Reporter's Note: President Obama was called a most unkind name on a news show this week. I’m sure he’s been called worse, but as I note in today’s letter, there are still limits to what ought to be said in public.
Dear Mr. President,
I was distressed to hear this report of a former colleague of mine from years back calling you…well, not a nice name on TV. He’s a smart fellow who has lived and breathed politics for a long time, and I know that he knows better. I suspect it was one of those things that happens too much in my profession these days, with people trying to be “edgy” and “provocative” because they think that is what the public wants.
I get that. Look, I’ve always said that I want my reports to be as interesting and as intriguing as I can make them within the boundaries of 1) truth, 2) fairness, and 3) decency. Most of my colleagues, I suspect, have similar views, but sometimes they get carried away.

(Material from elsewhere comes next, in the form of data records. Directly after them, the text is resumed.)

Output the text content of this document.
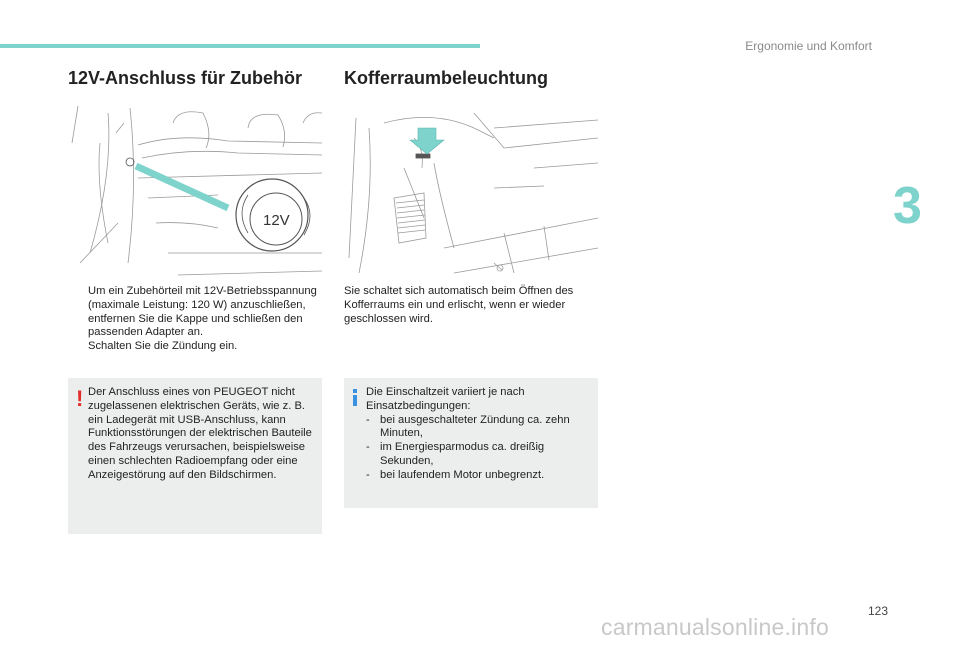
Ergonomie und Komfort
3
12V-Anschluss für Zubehör Kofferraumbeleuchtung
12V
Um ein Zubehörteil mit 12V-Betriebsspannung (maximale Leistung: 120 W) anzuschließen, entfernen Sie die Kappe und schließen den passenden Adapter an.
Schalten Sie die Zündung ein.
Sie schaltet sich automatisch beim Öffnen des Kofferraums ein und erlischt, wenn er wieder geschlossen wird.
! Der Anschluss eines von PEUGEOT nicht zugelassenen elektrischen Geräts, wie z. B. ein Ladegerät mit USB-Anschluss, kann Funktionsstörungen der elektrischen Bauteile des Fahrzeugs verursachen, beispielsweise einen schlechten Radioempfang oder eine Anzeigestörung auf den Bildschirmen.
Die Einschaltzeit variiert je nach Einsatzbedingungen:
- bei ausgeschalteter Zündung ca. zehn Minuten,
- im Energiesparmodus ca. dreißig Sekunden,
- bei laufendem Motor unbegrenzt.
123
carmanualsonline.info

That said I’m not making excuses for them, because there really are no excuses for such behavior…especially when it comes to the presidency. Oh sure, people may hurl invectives at members of Congress, or Secretaries of Whatever, but the presidency is something special.

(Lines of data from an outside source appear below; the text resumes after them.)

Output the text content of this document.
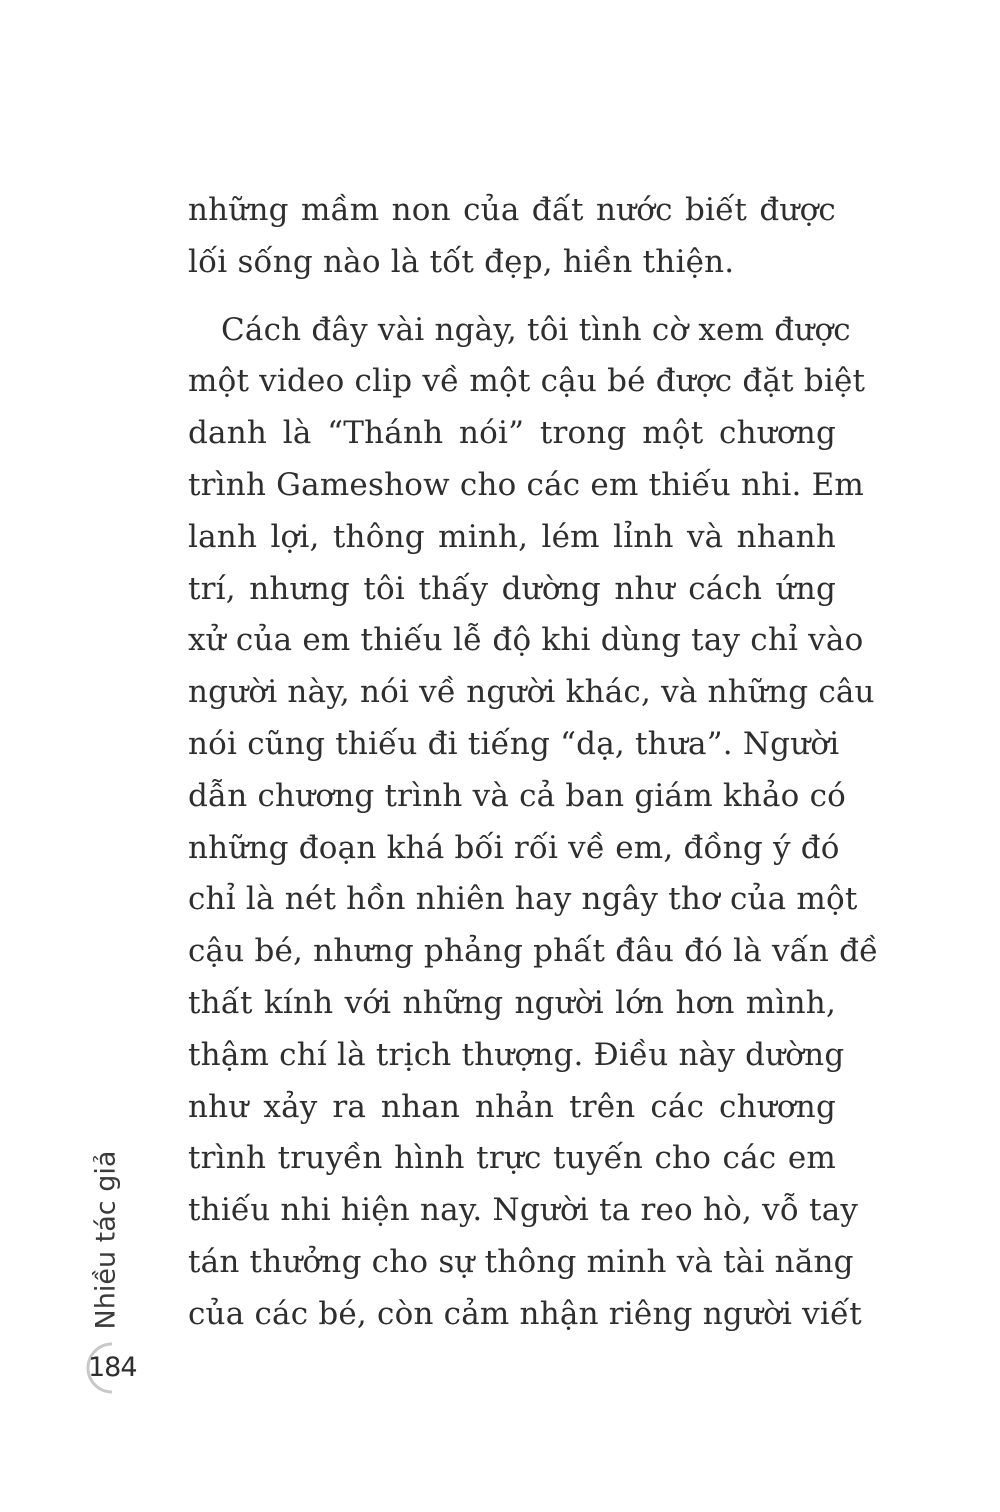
những mầm non của đất nước biết được
lối sống nào là tốt đẹp, hiền thiện.
Cách đây vài ngày, tôi tình cờ xem được
một video clip về một cậu bé được đặt biệt
danh là “Thánh nói” trong một chương
trình Gameshow cho các em thiếu nhi. Em
lanh lợi, thông minh, lém lỉnh và nhanh
trí, nhưng tôi thấy dường như cách ứng
xử của em thiếu lễ độ khi dùng tay chỉ vào
người này, nói về người khác, và những câu
nói cũng thiếu đi tiếng “dạ, thưa”. Người
dẫn chương trình và cả ban giám khảo có
những đoạn khá bối rối về em, đồng ý đó
chỉ là nét hồn nhiên hay ngây thơ của một
cậu bé, nhưng phảng phất đâu đó là vấn đề
thất kính với những người lớn hơn mình,
thậm chí là trịch thượng. Điều này dường
như xảy ra nhan nhản trên các chương
trình truyền hình trực tuyến cho các em
thiếu nhi hiện nay. Người ta reo hò, vỗ tay
tán thưởng cho sự thông minh và tài năng
của các bé, còn cảm nhận riêng người viết
Nhiều tác giả
184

When we first moved to DC years ago, our daughters were surprised at their first exposure to the hyper-partisan world here. They would be playing at a friend’s house and hear a parent say something like, “This president is a lying, good for nothing, $#^&@*!!” These parents would actually say much more and much worse, but I won’t even write it here. Anyway, our girls came home confused and upset. Not because we were or were not fans of the president at the time, but rather because we had always assured them that decent people did not say such things about any president. We still believe that in our house.
I have great respect for the right of people to disagree - even vehemently - with any president. They can question his honesty, his integrity, his motives, even his morality; fair enough. But the office demands that such complaints come with respect. I try, even in casual conversation, never to refer to a president by just his last name. I always try to say “President Clinton,” or “President Bush,” or “Mr. Carter,” or “Mr. Reagan.” In a pinch, I may use his full name, like “Theodore Roosevelt.” It may seem hopelessly quaint to some, especially in these boisterous times, but respect for the office of the president is like basic manners - it is most essential when the times suggest it is least required.
After all, if we do not respect the office, why should we expect those who hold the job to respect it either?
So, Mr. President, I hope your holiday weekend is off to a good start. Please call if you have some time.